Ademais, o “nome” casamento CIVIL é importante porque a criação de uma “união civil paralela ao casamento civil” é feita no mundo inteiro por entender que casais homoafetivos não seriam merecedores/dignos do casamento civil e, por isso, querem criar um arremedo de casamento, que geralmente não concede os mesmos direitos, para que este (o casamento CIVIL) fique exclusivamente para casais heteroafetivos (a lei de “união civil” teria que dizer quais deseja, basta ver o “Projeto de União Civil” da Marta Suplicy, n. 1151/95, para ver como ele concedia bem menos direitos que o casamento civil, o mesmo valendo para o Substitutivo que a chamou de “Parceria Civil Registrada”; na França, o “Pacto Civil de Solidariedade”, criado para proteger casais homoafetivos no final dos anos 1990, logo bem antes do reconhecimento do casamento civil por lá, confere aproximadamente metade dos direitos do casamento civil). Ou seja, é um menosprezo a homossexuais relativamente a heterossexuais. É incompreensível não se ver segregacionismo nisso, pois o casamento civil já é uma união civil, então para que criar outra, exclusiva a casais homoafetivos? Uma segregação simbólica institucionalmente reconhecida pelo Estado (se aprovada uma tal “união civil paralela ao casamento civil” somente para que uns não acessem o casamento civil), que passa uma mensagem de que casais homoafetivos não seriam merecedores do casamento civil (do contrário, para que criar uma união civil paralela para eles?), o que inegavelmente contribui para o preconceito social que menospreza as uniões conjugais homoafetivas relativamente às heteroafetivas.

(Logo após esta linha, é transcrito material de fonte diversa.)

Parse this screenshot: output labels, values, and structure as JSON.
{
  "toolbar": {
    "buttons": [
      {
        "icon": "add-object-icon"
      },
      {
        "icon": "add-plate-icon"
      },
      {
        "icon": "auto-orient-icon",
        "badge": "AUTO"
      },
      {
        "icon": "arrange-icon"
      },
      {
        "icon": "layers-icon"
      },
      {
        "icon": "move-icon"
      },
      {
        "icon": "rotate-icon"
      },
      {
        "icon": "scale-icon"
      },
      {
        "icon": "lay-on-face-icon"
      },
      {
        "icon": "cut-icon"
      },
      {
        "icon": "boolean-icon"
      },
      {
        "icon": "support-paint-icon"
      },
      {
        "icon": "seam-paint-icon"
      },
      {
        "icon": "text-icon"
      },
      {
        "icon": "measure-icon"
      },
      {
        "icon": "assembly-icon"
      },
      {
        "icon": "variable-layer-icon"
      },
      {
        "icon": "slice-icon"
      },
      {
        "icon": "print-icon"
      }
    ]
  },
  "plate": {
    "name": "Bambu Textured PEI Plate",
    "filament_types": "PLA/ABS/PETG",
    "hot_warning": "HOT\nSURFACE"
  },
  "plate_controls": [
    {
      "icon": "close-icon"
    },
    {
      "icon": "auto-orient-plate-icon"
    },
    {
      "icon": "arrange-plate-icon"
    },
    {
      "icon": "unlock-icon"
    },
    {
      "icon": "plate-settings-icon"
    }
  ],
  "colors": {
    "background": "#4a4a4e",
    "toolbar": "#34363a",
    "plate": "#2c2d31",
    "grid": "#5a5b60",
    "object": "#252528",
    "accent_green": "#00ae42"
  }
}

No mais, nos lugares do mundo que reconhecem uma “união civil” tanto para casais homoafetivos quanto para heteroafetivos, existe também o casamento civil, permitido (ao menos em geral) somente para estes… Na França era assim, havia o “Pacto Civil de Solidariedade” acessível a ambos, mas somente os casais heteroafetivos podiam acessar o casamento civil… Ou seja, garante-se neles igualdade de acesso à “união civil”, mas não ao casamento civil… no mais, imagine-se, como diz o caríssimo Deputado Jean Wyllys (PSOL), se defendessem uma “união civil de bens para negros” enquanto se reconhecesse o casamento civil só para brancos (até meados do século XX o chamado “casamento inter-racial” era até criminalizado, imagine-se se oferecessem uma “união civil” específica para casais inter-raciais e não a extensão a eles do casamento civil…).

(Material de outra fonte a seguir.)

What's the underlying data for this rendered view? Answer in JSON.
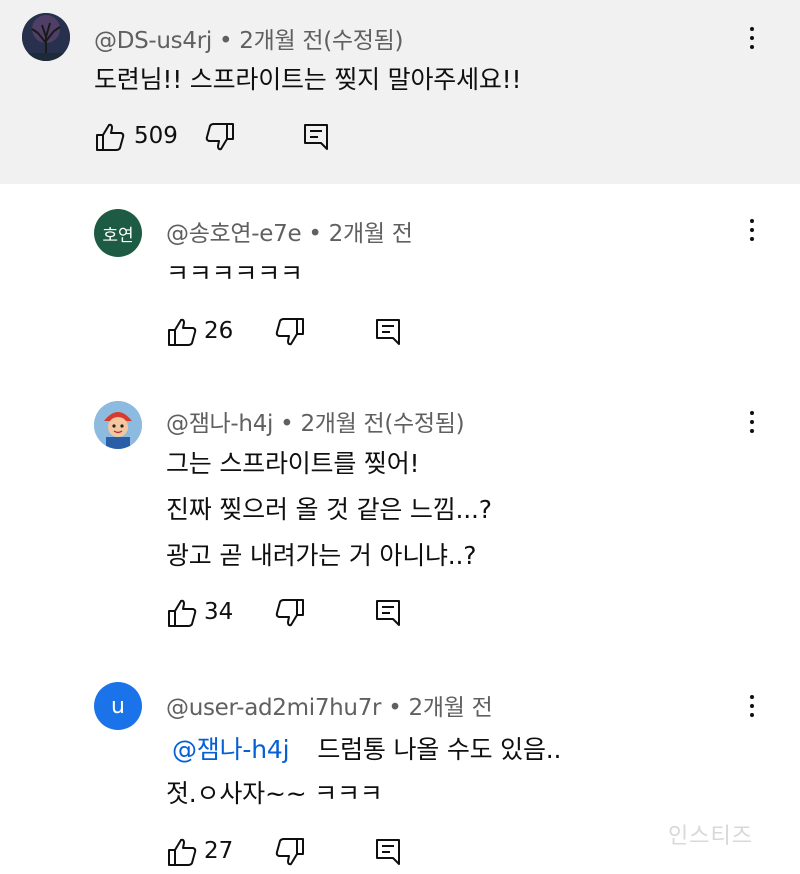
{
  "comments": [
    {
      "author": "@DS-us4rj",
      "separator": "•",
      "time": "2개월 전(수정됨)",
      "lines": [
        "도련님!! 스프라이트는 찢지 말아주세요!!"
      ],
      "likes": "509"
    },
    {
      "avatar_text": "호연",
      "avatar_color": "#1e5b45",
      "author": "@송호연-e7e",
      "separator": "•",
      "time": "2개월 전",
      "lines": [
        "ㅋㅋㅋㅋㅋㅋ"
      ],
      "likes": "26"
    },
    {
      "author": "@잼나-h4j",
      "separator": "•",
      "time": "2개월 전(수정됨)",
      "lines": [
        "그는 스프라이트를 찢어!",
        "진짜 찢으러 올 것 같은 느낌...?",
        "광고 곧 내려가는 거 아니냐..?"
      ],
      "likes": "34"
    },
    {
      "avatar_text": "u",
      "avatar_color": "#1a73e8",
      "author": "@user-ad2mi7hu7r",
      "separator": "•",
      "time": "2개월 전",
      "mention": "@잼나-h4j",
      "lines": [
        "드럼통 나올 수도 있음..",
        "젓.ㅇ사자~~ ㅋㅋㅋ"
      ],
      "likes": "27"
    }
  ],
  "icons": {
    "like": "thumbs-up-icon",
    "dislike": "thumbs-down-icon",
    "reply": "reply-icon",
    "more": "more-vertical-icon"
  },
  "watermark": "인스티즈"
}
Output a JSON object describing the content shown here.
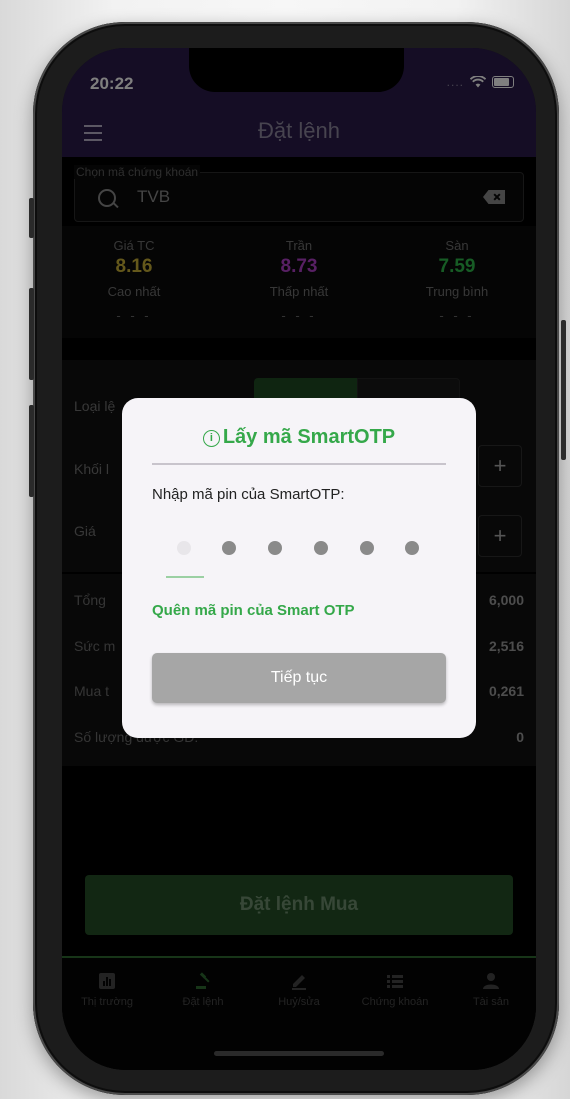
{
  "status_bar": {
    "time": "20:22",
    "signal": "...."
  },
  "app_bar": {
    "title": "Đặt lệnh"
  },
  "search": {
    "label": "Chọn mã chứng khoán",
    "value": "TVB"
  },
  "prices": {
    "ref_label": "Giá TC",
    "ref_value": "8.16",
    "ceil_label": "Trần",
    "ceil_value": "8.73",
    "floor_label": "Sàn",
    "floor_value": "7.59",
    "high_label": "Cao nhất",
    "high_value": "- - -",
    "low_label": "Thấp nhất",
    "low_value": "- - -",
    "avg_label": "Trung bình",
    "avg_value": "- - -",
    "colors": {
      "ref": "#c9b037",
      "ceil": "#b040c8",
      "floor": "#2fb84a"
    }
  },
  "order_form": {
    "order_type_label": "Loại lệ",
    "volume_label": "Khối l",
    "price_label": "Giá",
    "plus": "+"
  },
  "summary": {
    "total_label": "Tổng",
    "total_value": "6,000",
    "power_label": "Sức m",
    "power_value": "2,516",
    "buy_label": "Mua t",
    "buy_value": "0,261",
    "qty_label": "Số lượng được GD:",
    "qty_value": "0"
  },
  "place_button": "Đặt lệnh Mua",
  "tabs": [
    {
      "label": "Thị trường",
      "icon": "chart-icon"
    },
    {
      "label": "Đặt lệnh",
      "icon": "gavel-icon"
    },
    {
      "label": "Huỷ/sửa",
      "icon": "edit-icon"
    },
    {
      "label": "Chứng khoán",
      "icon": "list-icon"
    },
    {
      "label": "Tài sản",
      "icon": "person-icon"
    }
  ],
  "dialog": {
    "title": "Lấy mã SmartOTP",
    "info_glyph": "i",
    "prompt": "Nhập mã pin của SmartOTP:",
    "forgot": "Quên mã pin của Smart OTP",
    "continue": "Tiếp tục",
    "pin_length": 6,
    "accent": "#35a84a"
  }
}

Logo, confundir casamento CIVIL com casamento RELIGIOSO é absurdo em um Estado Laico… Casamento civil é um direito civil/laico que deve ser reconhecido sem discriminações, o casamento religioso é um dogma religioso que as igrejas reconhecem se quiserem, mas que não tem (não pode ter) relevância para o conteúdo e abrangência do casamento civil, donde não cabe confundi-los… do contrário, teremos clara hipocrisia/incoerência: casamento “CIVIL” visto como um “sacramento” (SIC) ou “carregado de referências religiosas” (SIC) só para proibir sua extensão a casais homoafetivos, MAS não se vê ele como tal (“sacramento/carregado de referências religiosas”) para o divórcio, que continua proibido pelas religiões cristãs em geral (fiquemos com a católica, por exemplo – aliás, antes do século XX ainda havia locais que só permitiam o casamento entre católicos, mesmo com a separação entre Estado e Igreja, o que você fala seria a mesma coisa que evangélicos não lutassem pelo direito ao casamento CIVIL por ele ser supostamente “carregado de referências católicas”…).

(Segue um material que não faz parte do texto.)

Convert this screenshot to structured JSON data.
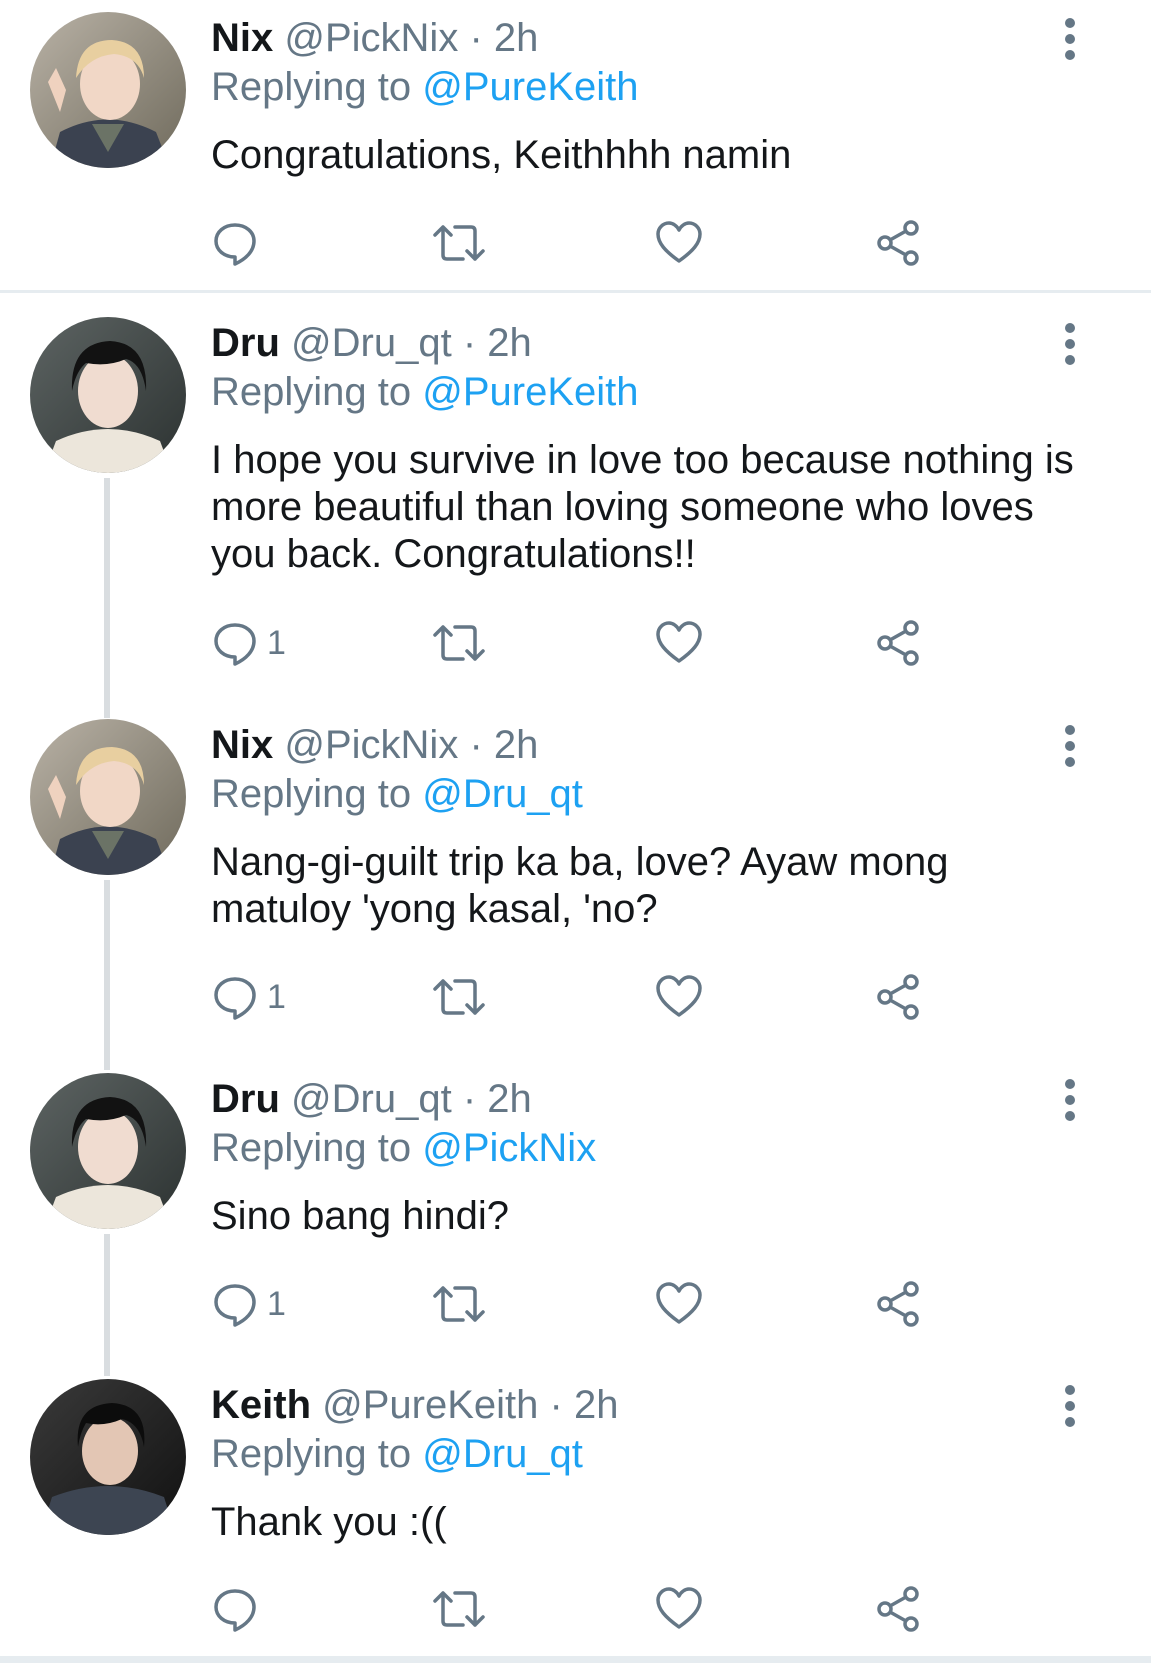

Em suma, mesmos direitos com os mesmos nomes, como diz a campanha do casamento (CIVIL) igualitário do caríssimo Deputado Jean Wyllys (PSOL). O contrário é segregacionismo, como já afirmado pela Suprema Corte de Ontário/CAN (que disse que criar união civil paralela ao casamento civil apenas para casais homoafetivos não acessarem o casamento civil implica passar a “sinistra/nefasta mensagem” de que eles não seriam merecedores dele, ao contrário de casais heteroafetivos… violando assim o princípio da dignidade da pessoa humana, que veda essa indignificação arbitrária das pessoas…).